Essas contradições já afloravam todavia onde menos se esperava: Hollywood, o "centro nervoso da ideologia americana", na definição de Slavoj Zizek. Tornou-se lugar-comum assinalar o parentesco entre o imaginário hollywoodiano e o "espetáculo" terrorista, mas, para chegar aos fundamentos da antecipação do novo tipo de megaterror nos velhos clichês do cinema-catástrofe, seria preciso atingir o coração do sistema. Essa antecipação só foi possível porque aspectos do próprio processo social em curso terminaram irrompendo por uma espécie de "rachadura" da forma cinematográfica, algo como uma "falha" correndo entre o mundo e a visão do mundo.
Incorporando sem querer acontecimentos sedimentados na memória coletiva do país, porém recalcados, Hollywood acabou, ironicamente, antecipando a visão aterradora dos atentados. É como se o cinema deixasse brotar pelas frestas da ficção seu "outro" recalcado. A condição da ostensiva exposição do lado eternamente belo e jovial do mundo cultivado nas fantasias de Hollywood é o horrendo retrato real escondido. O que se viu em 11 de setembro, ao vivo e sem retoques, foi o retrato secreto da "civilização do dinheiro" -a barbárie. No ato trágico dos terroristas condensou-se o resultado do processo de modernização: o sujeito soterrado pela avalanche do capital.

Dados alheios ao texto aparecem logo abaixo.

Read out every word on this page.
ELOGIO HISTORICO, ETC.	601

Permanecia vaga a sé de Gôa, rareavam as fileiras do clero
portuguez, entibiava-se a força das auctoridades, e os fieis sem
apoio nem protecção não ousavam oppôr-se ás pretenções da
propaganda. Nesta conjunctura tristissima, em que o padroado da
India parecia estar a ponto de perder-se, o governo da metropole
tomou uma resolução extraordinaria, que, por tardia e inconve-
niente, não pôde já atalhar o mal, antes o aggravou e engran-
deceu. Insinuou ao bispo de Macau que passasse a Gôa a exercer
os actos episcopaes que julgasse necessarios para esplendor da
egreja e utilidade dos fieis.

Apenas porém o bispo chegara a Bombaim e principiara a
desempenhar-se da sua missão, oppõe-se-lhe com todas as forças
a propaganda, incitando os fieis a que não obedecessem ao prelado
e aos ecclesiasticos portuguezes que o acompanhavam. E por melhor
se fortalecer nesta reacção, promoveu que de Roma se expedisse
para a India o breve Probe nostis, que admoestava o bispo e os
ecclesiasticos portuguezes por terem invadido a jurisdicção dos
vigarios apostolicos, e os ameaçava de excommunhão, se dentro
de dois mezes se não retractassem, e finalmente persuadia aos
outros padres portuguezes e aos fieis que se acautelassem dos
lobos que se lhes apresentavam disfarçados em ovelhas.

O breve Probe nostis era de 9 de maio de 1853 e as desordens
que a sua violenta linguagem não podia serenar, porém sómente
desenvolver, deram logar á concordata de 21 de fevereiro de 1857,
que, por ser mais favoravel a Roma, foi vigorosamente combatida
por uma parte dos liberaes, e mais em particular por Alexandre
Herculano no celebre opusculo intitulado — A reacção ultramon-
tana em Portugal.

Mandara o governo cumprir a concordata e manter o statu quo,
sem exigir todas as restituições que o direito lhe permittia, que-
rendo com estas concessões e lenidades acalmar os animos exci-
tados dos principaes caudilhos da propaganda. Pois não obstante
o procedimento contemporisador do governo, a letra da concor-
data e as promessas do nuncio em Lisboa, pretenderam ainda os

Dessa terrível lição das coisas fica, para a esquerda, a advertência feita no artigo de Zizek, e que ecoa de ponta a ponta na coletânea, sobre o alto preço a pagar quando se renuncia a um "projeto político radical" e se aceita "o capitalismo de mercado como o único jogo em andamento". A crítica do terror do fundamentalismo islâmico não pode prescindir da crítica do terror do fundamentalismo econômico. Essa a condição necessária para que o trabalho do luto cumpra a sua função, culminando numa liberação. O WTC só será uma "verdadeira ruína" (para falar na língua de Hegel) se for capaz de despertar a "consciência sonolenta", transformando-a em consciência crítica -crítica radical do capitalismo mundializado. Aqui também não há meio-termo.


Cristina Diniz Mendonça é doutora em filosofia pela USP.